OceanFirst Foundation’s Kathy Durante Considers Ongoing Shore Recovery Needs

This is the second in a six-part series about long-term recovery from Hurricane Sandy. In it Kathy Durante, Executive Director of the OceanFirst Foundation, shares her thoughts. OceanFirst Foundation makes its home in Toms River, New Jersey and OceanFirst Bank has served the Jersey shore markets of Ocean and Monmouth Counties for more than a 100 years. […]

This is the second in a six-part series about long-term recovery from Hurricane Sandy. In it Kathy Durante, Executive Director of the OceanFirst Foundation, shares her thoughts.
OceanFirst Foundation makes its home in Toms River, New Jersey and OceanFirst Bank has served the Jersey shore markets of Ocean and Monmouth Counties for more than a 100 years.
So when Superstorm Sandy made landfall and left a devastating impact in so many of our coastal communities, I knew quickly that we would need to have a role in both the immediate relief and long term recovery efforts.
To put the destruction in our area in perspective, 66% of the total $392-plus million spent by FEMA in New Jersey for Housing and Other Needs assistance in the six months following Sandy was spent in Ocean and Monmouth Counties (as of 5/1/13).  Like many, our Foundation was challenged in the days following Sandy with no power and access to the tools typically used in the course of business.
So it was no easy task to reach out to our network of grantees and community partners that we knew people would turn to for help, just to see if they were okay and operational. In the days following, we worked hard to mobilize our resources to help long-time grantees – key anchor organizations – that we knew had the capacity to address the most basic urgent needs.  This required great flexibility and a simplification of our usual grant making process.
Within weeks, we provided the seed funding for and worked with County government to host the first gathering of 150 community leaders and citizens from all sectors and neighborhoods to begin talking about and working on our path to recovery. From this dialogue, the Ocean County Long Term Recovery Group (OCLTRG) evolved with a mission of strengthening and streamlining disaster coordination.  We continue to support the work of the OCLTRG and are currently providing the group with grant writing and development/fundraising support to ensure that they have resources at their disposal to address the unmet needs of those impacted.
We’ve been very fortunate to have Nina Stack and her great team at the Council of New Jersey Grantmakers supporting philanthropy’s response in the state. We worked closely with the Council to organize a daylong tour of disaster-affected shore communities with speakers crossing all sectors. T his helped inform members of the incredible challenges and issues that lie ahead in recovery and helped jump start conversations about how members could be a part of the State’s recovery.
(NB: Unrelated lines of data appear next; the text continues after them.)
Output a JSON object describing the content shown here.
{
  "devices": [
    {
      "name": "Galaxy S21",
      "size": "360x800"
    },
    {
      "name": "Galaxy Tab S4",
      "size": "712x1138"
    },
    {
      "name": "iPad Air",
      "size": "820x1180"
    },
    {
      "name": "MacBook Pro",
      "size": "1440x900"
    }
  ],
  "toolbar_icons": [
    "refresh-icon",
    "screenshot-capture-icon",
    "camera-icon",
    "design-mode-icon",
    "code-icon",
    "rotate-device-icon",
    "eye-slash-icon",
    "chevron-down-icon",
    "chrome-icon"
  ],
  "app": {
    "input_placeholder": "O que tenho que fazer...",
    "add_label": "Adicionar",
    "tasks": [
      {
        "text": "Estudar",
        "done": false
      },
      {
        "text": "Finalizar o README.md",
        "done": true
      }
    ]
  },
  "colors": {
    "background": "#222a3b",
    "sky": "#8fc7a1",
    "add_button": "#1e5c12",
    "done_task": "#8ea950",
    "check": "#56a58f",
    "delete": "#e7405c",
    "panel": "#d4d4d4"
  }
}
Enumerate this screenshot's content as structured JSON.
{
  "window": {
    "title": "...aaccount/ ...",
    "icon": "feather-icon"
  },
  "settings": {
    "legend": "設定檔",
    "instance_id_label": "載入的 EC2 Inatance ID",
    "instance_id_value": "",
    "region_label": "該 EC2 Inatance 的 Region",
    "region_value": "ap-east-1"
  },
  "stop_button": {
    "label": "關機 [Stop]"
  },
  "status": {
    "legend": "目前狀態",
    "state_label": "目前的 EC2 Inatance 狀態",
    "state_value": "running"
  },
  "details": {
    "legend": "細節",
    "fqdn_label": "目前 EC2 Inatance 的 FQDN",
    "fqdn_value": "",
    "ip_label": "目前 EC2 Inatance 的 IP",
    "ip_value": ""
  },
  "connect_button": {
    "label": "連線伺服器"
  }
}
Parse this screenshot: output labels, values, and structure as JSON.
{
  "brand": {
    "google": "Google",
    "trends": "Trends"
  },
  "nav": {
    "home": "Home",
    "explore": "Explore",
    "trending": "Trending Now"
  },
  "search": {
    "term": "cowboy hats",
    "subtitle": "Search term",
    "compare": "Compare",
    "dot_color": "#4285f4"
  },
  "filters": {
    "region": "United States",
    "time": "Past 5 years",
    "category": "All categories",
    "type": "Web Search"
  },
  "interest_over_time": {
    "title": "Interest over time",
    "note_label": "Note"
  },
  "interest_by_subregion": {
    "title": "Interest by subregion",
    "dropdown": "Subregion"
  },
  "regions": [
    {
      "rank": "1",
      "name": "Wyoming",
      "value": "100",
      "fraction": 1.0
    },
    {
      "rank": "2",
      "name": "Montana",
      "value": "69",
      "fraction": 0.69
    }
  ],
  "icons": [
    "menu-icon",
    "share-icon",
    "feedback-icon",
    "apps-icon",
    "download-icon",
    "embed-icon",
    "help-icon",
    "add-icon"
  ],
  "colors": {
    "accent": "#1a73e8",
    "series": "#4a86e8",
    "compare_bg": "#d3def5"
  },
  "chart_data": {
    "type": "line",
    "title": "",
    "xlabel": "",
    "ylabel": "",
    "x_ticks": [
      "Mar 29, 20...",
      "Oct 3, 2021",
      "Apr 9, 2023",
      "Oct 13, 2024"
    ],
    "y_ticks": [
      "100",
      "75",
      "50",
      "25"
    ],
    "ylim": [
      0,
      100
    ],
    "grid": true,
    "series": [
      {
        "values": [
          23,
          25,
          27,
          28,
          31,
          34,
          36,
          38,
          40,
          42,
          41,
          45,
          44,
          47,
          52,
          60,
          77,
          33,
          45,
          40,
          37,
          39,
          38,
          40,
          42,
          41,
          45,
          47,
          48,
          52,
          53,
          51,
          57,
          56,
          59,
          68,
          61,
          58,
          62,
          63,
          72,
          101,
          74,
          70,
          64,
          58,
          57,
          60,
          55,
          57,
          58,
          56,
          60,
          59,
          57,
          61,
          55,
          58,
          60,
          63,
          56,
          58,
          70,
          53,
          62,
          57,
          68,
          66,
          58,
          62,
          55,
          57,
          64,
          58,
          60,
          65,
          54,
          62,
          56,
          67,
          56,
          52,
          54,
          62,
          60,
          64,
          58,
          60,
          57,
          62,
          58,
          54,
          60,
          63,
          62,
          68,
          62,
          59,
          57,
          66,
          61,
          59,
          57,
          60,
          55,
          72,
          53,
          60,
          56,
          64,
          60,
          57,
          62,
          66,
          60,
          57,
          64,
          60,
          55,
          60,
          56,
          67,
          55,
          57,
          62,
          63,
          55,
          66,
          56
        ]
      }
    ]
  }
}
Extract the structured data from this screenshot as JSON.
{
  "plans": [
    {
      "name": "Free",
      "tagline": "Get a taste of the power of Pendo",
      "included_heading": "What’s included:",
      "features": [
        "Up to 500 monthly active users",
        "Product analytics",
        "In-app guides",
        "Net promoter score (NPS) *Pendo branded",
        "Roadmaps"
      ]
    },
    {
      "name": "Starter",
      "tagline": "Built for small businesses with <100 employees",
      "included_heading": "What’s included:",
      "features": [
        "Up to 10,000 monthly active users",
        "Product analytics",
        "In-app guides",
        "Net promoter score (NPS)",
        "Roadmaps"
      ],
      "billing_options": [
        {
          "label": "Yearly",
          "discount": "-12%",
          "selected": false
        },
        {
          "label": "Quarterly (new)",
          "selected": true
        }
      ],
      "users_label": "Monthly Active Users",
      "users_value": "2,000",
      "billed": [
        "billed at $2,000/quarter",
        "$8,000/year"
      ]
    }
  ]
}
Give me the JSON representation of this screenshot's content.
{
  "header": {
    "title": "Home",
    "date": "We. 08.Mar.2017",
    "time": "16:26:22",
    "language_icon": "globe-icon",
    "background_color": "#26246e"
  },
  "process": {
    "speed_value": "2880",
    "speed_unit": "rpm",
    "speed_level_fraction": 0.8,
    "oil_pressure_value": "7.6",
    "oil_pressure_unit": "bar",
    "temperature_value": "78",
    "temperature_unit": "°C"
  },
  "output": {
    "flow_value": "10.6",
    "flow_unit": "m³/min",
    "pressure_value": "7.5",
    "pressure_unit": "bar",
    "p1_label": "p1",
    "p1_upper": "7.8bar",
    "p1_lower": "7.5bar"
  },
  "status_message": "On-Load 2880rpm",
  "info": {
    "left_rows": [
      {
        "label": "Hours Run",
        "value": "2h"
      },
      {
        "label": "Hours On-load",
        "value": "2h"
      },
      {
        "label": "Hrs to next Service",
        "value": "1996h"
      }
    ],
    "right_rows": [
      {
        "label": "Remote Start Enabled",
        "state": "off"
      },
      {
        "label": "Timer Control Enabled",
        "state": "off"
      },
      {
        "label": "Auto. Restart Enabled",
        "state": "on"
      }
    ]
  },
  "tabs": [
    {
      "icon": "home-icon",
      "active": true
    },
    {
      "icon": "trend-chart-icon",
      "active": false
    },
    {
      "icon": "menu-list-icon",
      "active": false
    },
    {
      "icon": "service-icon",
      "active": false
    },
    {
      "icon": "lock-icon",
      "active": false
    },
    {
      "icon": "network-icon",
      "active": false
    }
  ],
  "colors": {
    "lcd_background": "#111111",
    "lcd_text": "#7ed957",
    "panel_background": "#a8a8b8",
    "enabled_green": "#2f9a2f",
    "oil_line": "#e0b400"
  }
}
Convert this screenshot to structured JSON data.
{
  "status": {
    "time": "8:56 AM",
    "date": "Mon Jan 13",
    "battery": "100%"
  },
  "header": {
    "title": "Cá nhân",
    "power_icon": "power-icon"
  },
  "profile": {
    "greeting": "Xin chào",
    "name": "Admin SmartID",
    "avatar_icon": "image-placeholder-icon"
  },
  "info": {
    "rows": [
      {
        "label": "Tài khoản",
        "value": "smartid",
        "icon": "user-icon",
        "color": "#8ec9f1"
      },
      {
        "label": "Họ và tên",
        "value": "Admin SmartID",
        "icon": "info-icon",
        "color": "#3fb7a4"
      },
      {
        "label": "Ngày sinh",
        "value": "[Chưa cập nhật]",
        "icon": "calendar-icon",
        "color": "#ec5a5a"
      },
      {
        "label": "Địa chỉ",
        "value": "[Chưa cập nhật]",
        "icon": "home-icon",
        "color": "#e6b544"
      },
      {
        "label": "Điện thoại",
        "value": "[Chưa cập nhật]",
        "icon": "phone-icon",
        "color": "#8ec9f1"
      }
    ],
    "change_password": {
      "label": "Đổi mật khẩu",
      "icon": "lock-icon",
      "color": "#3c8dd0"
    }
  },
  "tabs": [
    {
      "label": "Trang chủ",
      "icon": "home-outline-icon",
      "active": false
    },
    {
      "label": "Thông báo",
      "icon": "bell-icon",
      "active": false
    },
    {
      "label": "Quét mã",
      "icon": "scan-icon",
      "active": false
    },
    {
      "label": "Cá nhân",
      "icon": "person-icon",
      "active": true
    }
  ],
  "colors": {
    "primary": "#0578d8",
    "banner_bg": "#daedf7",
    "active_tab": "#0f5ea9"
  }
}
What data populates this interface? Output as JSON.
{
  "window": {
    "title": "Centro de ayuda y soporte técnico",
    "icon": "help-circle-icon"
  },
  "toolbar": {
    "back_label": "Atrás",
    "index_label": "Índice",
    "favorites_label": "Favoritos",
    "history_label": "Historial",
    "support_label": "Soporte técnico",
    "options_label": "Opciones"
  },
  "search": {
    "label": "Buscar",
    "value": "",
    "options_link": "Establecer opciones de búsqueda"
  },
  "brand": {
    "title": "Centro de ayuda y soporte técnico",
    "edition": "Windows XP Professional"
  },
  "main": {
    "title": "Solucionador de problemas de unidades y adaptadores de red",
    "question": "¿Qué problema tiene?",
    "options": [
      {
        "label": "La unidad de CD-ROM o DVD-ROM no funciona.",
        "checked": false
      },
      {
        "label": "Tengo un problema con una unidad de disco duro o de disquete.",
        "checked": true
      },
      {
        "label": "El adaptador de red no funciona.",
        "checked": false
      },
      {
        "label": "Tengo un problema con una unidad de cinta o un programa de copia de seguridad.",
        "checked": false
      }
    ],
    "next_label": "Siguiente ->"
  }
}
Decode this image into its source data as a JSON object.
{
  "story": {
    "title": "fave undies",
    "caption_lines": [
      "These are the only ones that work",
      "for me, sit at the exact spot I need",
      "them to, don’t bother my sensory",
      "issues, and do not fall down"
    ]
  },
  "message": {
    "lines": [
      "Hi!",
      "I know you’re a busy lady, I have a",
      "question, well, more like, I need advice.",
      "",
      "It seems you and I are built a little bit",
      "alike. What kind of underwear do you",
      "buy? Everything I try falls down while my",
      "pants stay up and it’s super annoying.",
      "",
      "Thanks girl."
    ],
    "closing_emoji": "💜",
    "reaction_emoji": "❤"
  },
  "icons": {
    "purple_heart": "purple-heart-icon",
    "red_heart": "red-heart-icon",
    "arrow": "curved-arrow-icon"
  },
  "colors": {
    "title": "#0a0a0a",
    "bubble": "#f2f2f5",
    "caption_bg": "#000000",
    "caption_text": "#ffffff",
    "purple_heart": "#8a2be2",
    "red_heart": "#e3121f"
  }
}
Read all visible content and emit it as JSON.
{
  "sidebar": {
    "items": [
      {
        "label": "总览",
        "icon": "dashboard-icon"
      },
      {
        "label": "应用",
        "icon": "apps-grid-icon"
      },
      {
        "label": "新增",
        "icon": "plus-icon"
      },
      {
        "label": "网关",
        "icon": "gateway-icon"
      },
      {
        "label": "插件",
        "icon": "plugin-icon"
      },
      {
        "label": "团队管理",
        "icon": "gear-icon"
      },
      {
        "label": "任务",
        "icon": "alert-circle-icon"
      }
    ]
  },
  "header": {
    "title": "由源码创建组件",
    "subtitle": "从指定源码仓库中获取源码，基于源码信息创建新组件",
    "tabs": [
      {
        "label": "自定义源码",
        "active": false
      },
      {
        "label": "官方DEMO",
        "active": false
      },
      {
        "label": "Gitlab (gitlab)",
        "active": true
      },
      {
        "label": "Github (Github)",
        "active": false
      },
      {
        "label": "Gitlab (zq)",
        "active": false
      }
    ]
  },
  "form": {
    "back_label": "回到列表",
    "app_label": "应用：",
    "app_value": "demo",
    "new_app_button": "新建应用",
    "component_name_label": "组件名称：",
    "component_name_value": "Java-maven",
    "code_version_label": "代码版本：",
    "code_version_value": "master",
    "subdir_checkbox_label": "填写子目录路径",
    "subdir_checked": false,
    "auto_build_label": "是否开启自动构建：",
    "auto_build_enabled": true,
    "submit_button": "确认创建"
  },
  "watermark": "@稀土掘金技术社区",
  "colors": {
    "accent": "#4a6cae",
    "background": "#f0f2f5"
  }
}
We’ve also responded to inquiries from philanthropic organizations across the country about local needs, potential partners and have been pleased to help with match-making that has brought millions of dollars and resources (I stopped counting) to the shore for recovery.  These are the bright spots.
Those of you that have found yourself or your organization in the bull’s-eye of a disaster zone probably know all too well that the path to recovery is fraught with obstacles and each day can deliver a new twist.When I think back to this time last year, all thoughts were on Memorial Day – the kickoff to summer, friends and family visiting, spending long days at the beach and strolling the boardwalk at night. Today its V-Zones, VOAD, FEMA, and flood maps, things I never imagined would cross paths with the work of our Foundation.
We’re learning right alongside our neighbors and we’re going to be here as long as it takes for our shore to recover.  Our friends, customers, colleagues and community are counting on us.